Coordinates: 41°54′9.70″N 12°27′36.00″E / 41.9026944°N 12.4600000°E
The Palazzo Rusticucci-Accoramboni (also known as Palazzo Rusticucci or Palazzo Accoramboni) is a reconstructed late Renaissance palace in Rome. Erected by the will of Cardinal Girolamo Rusticucci, it was designed by Domenico Fontana and Carlo Maderno joining together several buildings already existing. Due to that, the building was not considered a good example of architecture. Originally lying along the north side of the Borgo Nuovo street, after 1667 the building faced the north side of the large new square located west of the new Saint Peter's Square, designed in those years by Gian Lorenzo Bernini. The square, named Piazza Rusticucci after the palace , was demolished in 1937–40 because of the erection of the new Via della Conciliazione. In 1940 the palace was dismantled and rebuilt with a different footprint along the north side of the new avenue, constructed between 1936 and 1950, which links St Peter's Basilica and the Vatican City to the center of Rome.
The palace is located in the Borgo rione of Rome along the north side of Via della Conciliazione avenue, its main facade facing south. It belongs to the same block as the Palazzo dei Convertendi, another Renaissance building demolished in the late 1930s and reconstructed in the 1940s east of it.
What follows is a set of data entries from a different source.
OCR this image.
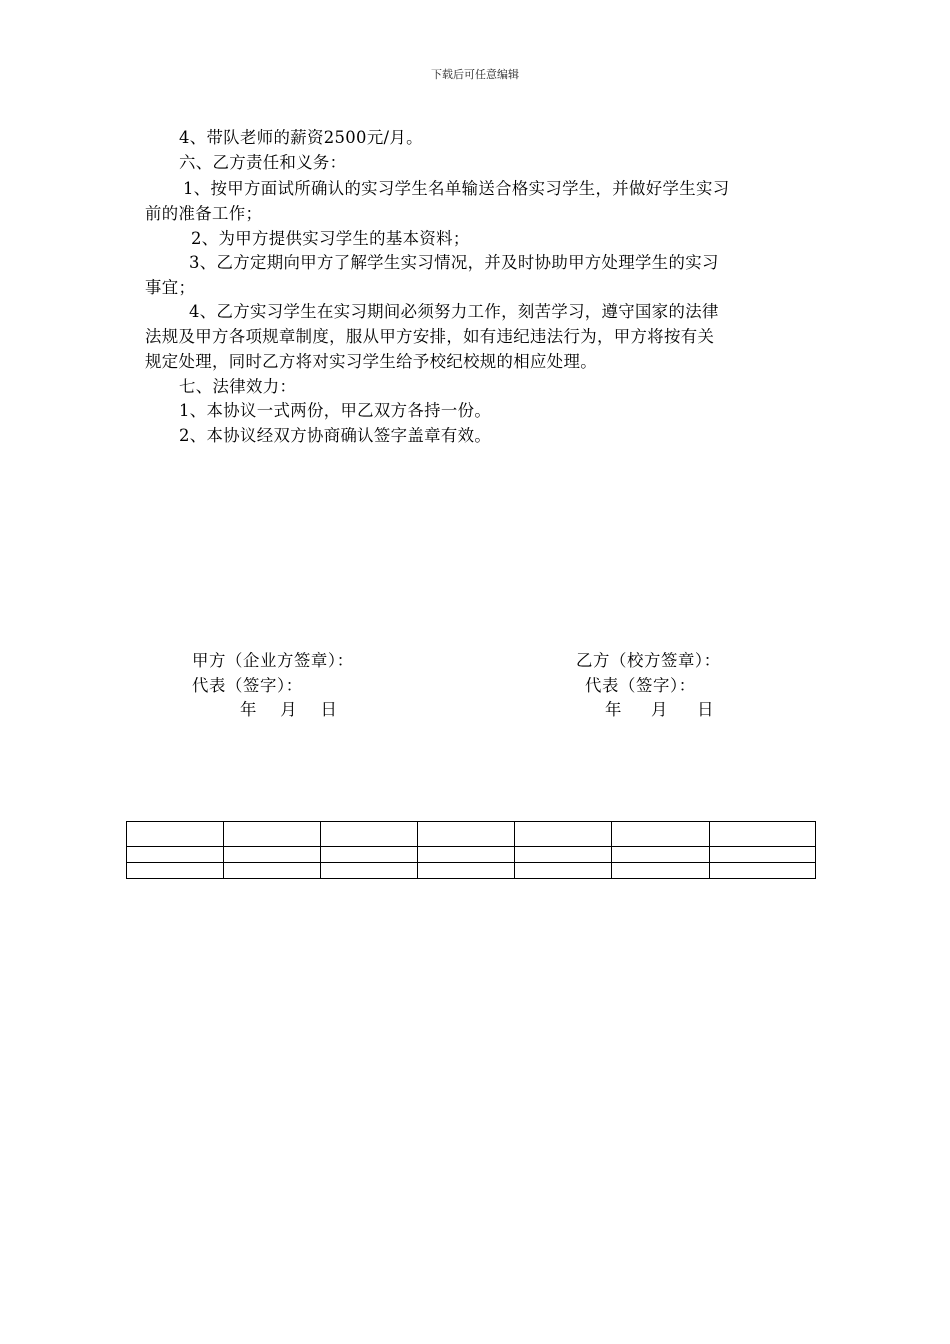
下载后可任意编辑
4、带队老师的薪资2500元/月。
六、乙方责任和义务：
1、按甲方面试所确认的实习学生名单输送合格实习学生，并做好学生实习
前的准备工作；
2、为甲方提供实习学生的基本资料；
3、乙方定期向甲方了解学生实习情况，并及时协助甲方处理学生的实习
事宜；
4、乙方实习学生在实习期间必须努力工作，刻苦学习，遵守国家的法律
法规及甲方各项规章制度，服从甲方安排，如有违纪违法行为，甲方将按有关
规定处理，同时乙方将对实习学生给予校纪校规的相应处理。
七、法律效力：
1、本协议一式两份，甲乙双方各持一份。
2、本协议经双方协商确认签字盖章有效。
甲方（企业方签章）：
代表（签字）：
年    月    日
乙方（校方签章）：
代表（签字）：
年     月     日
To the west Via Rusticucci separates it from the north Propylaea delimiting the square Piazza Pio XII (which roughly occupies the same area as the old Piazza Rusticucci) and facing Saint Peter's Square. The north side of the building borders two other reconstructed Renaissance edifices of Borgo: the Palazzo Jacopo da Brescia and the house of the physician of Paul III.